Ultimate fight et son tempo appuyé introduisent efficacement, entre force et groove, la danse déviante du trio, à a la fois imaginatif et encanaillé, dont les incursions énergiques dans le son ou contestataires dans les voix (Free Tibet puis le rageur Marche combattante, entre autres réussites hybrides) réveillent les penchants punk insoumis issus d’une période qui, à tous les trois, leur est chère. De vieux punks il s’agit, en effet, et Ravachols 2.0 adjoint à cet esprit old school la modernité dans le style. L’amalgame est excellent, souvent alerte, parfois plus climatique (Psychic oscillator), et chacun se met au service du collectif sans en rajouter. C’est compact, c’est aussi dangereusement dansant, et ça produit un effet durable, aussi hypnotique qu’énergisant et d’autant plus estimable que le genre, singulier, rend Ravachols très précieux. Une certaine loufoquerie vocale mêlée à des guitares massives (Les merdeux et son electro-indus mordante et rapide) étaye l’oeuvre des amienois, qui conserve ensuite son impact sur les quatre remix qui complètent ce disque éponyme.
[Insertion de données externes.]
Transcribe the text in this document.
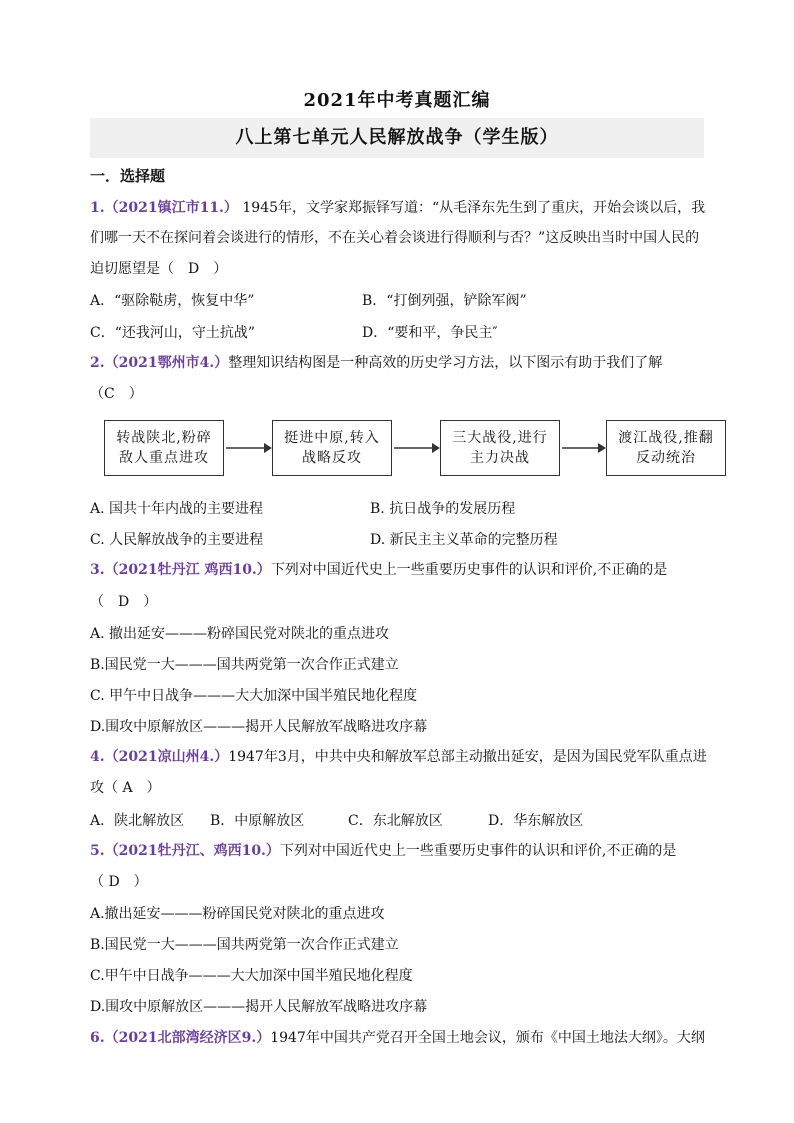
2021年中考真题汇编
八上第七单元人民解放战争（学生版）
一．选择题
1.（2021镇江市11.） 1945年，文学家郑振铎写道：“从毛泽东先生到了重庆，开始会谈以后，我
们哪一天不在探问着会谈进行的情形，不在关心着会谈进行得顺利与否？”这反映出当时中国人民的
迫切愿望是（　D　）
A．“驱除鞑虏，恢复中华”	B．“打倒列强，铲除军阀”
C．“还我河山，守土抗战”	D．“要和平，争民主″
2.（2021鄂州市4.）整理知识结构图是一种高效的历史学习方法，以下图示有助于我们了解
（C　）
转战陕北,粉碎敌人重点进攻
挺进中原,转入战略反攻
三大战役,进行主力决战
渡江战役,推翻反动统治
A. 国共十年内战的主要进程	B. 抗日战争的发展历程
C. 人民解放战争的主要进程	D. 新民主主义革命的完整历程
3.（2021牡丹江 鸡西10.）下列对中国近代史上一些重要历史事件的认识和评价,不正确的是
（　D　）
A. 撤出延安———粉碎国民党对陕北的重点进攻
B.国民党一大———国共两党第一次合作正式建立
C. 甲午中日战争———大大加深中国半殖民地化程度
D.围攻中原解放区———揭开人民解放军战略进攻序幕
4.（2021凉山州4.）1947年3月，中共中央和解放军总部主动撤出延安，是因为国民党军队重点进
攻（ A　）
A．陕北解放区 B．中原解放区	C．东北解放区	D．华东解放区
5.（2021牡丹江、鸡西10.）下列对中国近代史上一些重要历史事件的认识和评价,不正确的是
（ D　）
A.撤出延安———粉碎国民党对陕北的重点进攻
B.国民党一大———国共两党第一次合作正式建立
C.甲午中日战争———大大加深中国半殖民地化程度
D.围攻中原解放区———揭开人民解放军战略进攻序幕
6.（2021北部湾经济区9.）1947年中国共产党召开全国土地会议，颁布《中国土地法大纲》。大纲
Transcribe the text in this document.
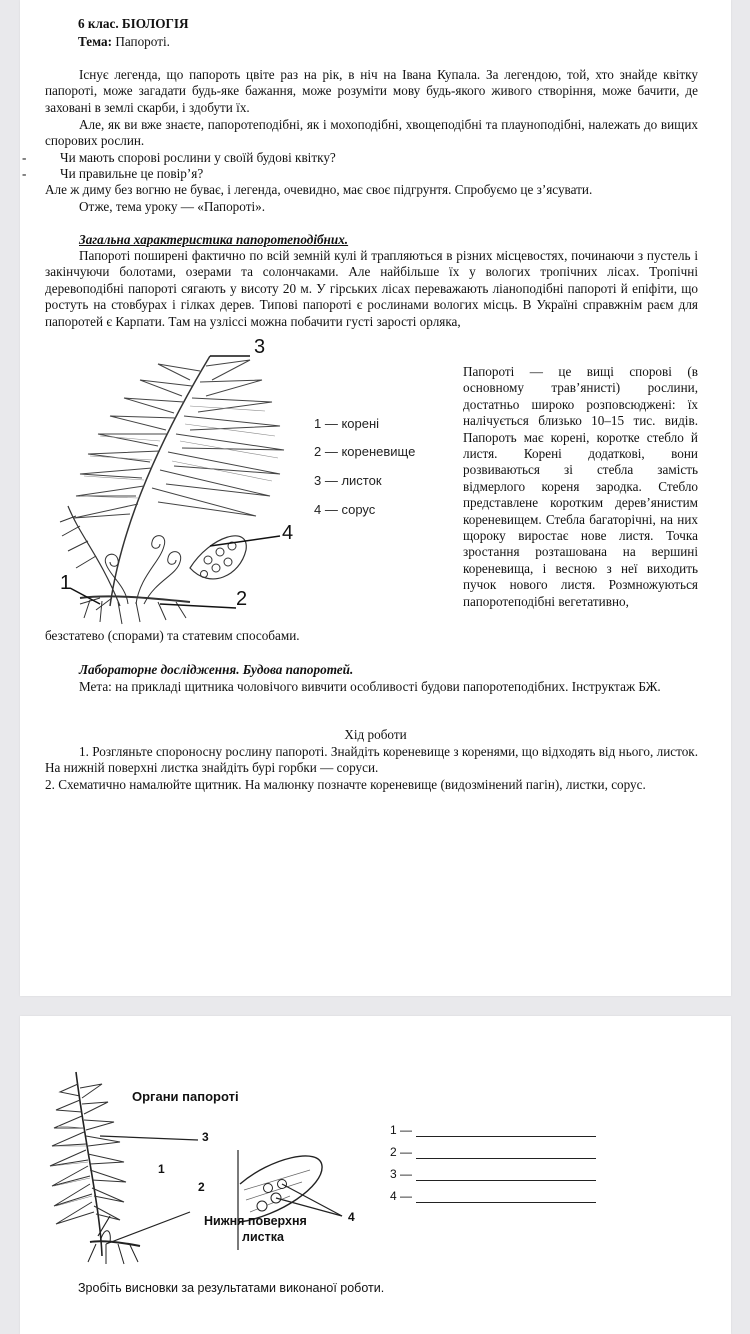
6 клас. БІОЛОГІЯ
Тема: Папороті.
Існує легенда, що папороть цвіте раз на рік, в ніч на Івана Купала. За легендою, той, хто знайде квітку папороті, може загадати будь-яке бажання, може розуміти мову будь-якого живого створіння, може бачити, де заховані в землі скарби, і здобути їх.
Але, як ви вже знаєте, папоротеподібні, як і мохоподібні, хвощеподібні та плауноподібні, належать до вищих спорових рослин.
-	Чи мають спорові рослини у своїй будові квітку?
-	Чи правильне це повір’я?
Але ж диму без вогню не буває, і легенда, очевидно, має своє підгрунтя. Спробуємо це з’ясувати.
Отже, тема уроку — «Папороті».
Загальна характеристика папоротеподібних.
Папороті поширені фактично по всій земній кулі й трапляються в різних місцевостях, починаючи з пустель і закінчуючи болотами, озерами та солончаками. Але найбільше їх у вологих тропічних лісах. Тропічні деревоподібні папороті сягають у висоту 20 м. У гірських лісах переважають ліаноподібні папороті й епіфіти, що ростуть на стовбурах і гілках дерев. Типові папороті є рослинами вологих місць. В Україні справжнім раєм для папоротей є Карпати. Там на узліссі можна побачити густі зарості орляка,
3
4
1
2
1 — корені
2 — кореневище
3 — листок
4 — сорус
Папороті — це вищі спорові (в основному трав’янисті) рослини, достатньо широко розповсюджені: їх налічується близько 10–15 тис. видів. Папороть має корені, коротке стебло й листя. Корені додаткові, вони розвиваються зі стебла замість відмерлого кореня зародка. Стебло представлене коротким дерев’янистим кореневищем. Стебла багаторічні, на них щороку виростає нове листя. Точка зростання розташована на вершині кореневища, і весною з неї виходить пучок нового листя. Розмножуються папоротеподібні вегетативно,
безстатево (спорами) та статевим способами.
Лабораторне дослідження. Будова папоротей.
Мета: на прикладі щитника чоловічого вивчити особливості будови папоротеподібних. Інструктаж БЖ.
Хід роботи
1. Розгляньте спороносну рослину папороті. Знайдіть кореневище з коренями, що відходять від нього, листок. На нижній поверхні листка знайдіть бурі горбки — соруси.
2. Схематично намалюйте щитник. На малюнку позначте кореневище (видозмінений пагін), листки, сорус.
3
1
2
4
Органи папороті
Нижня поверхня
листка
1 —
2 —
3 —
4 —
Зробіть висновки за результатами виконаної роботи.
Qu’il s’agisse de Psychic Lolo, qui emmène Psychic oscillator dans les nuages tout en le dotant de saccades bienvenues, ou de Raoul Wolfoni qui “dubise” H2 Guerre de façon efficiente, l’amorce est de belle facture. Puis le G mix de Les merdeux fait de ce dernier un titre aux sons obsessionnels, aux boucles répétées entêtantes que soulignent des grattes sévères.

Enfin, le mix par les Copains de Marche combattante en fait une planerie bizzaroïde addictive, marquée par un rythme discret mais marqué.

Au final, on tient là un objet de valeur, fort de dix titres solides (peut-être, et encore s’agit-il uniquement là de faire la fine bouche, aurait-il été plus judicieux de faire la part plus nette aux créations non-remixées), et un groupe qui malgré son jeune âge du point de vue de l’existence, met à profit le statut de briscard de ses membres, et leurs incontestables capacités d’élaboration, pour signer un opus impeccable et novateur.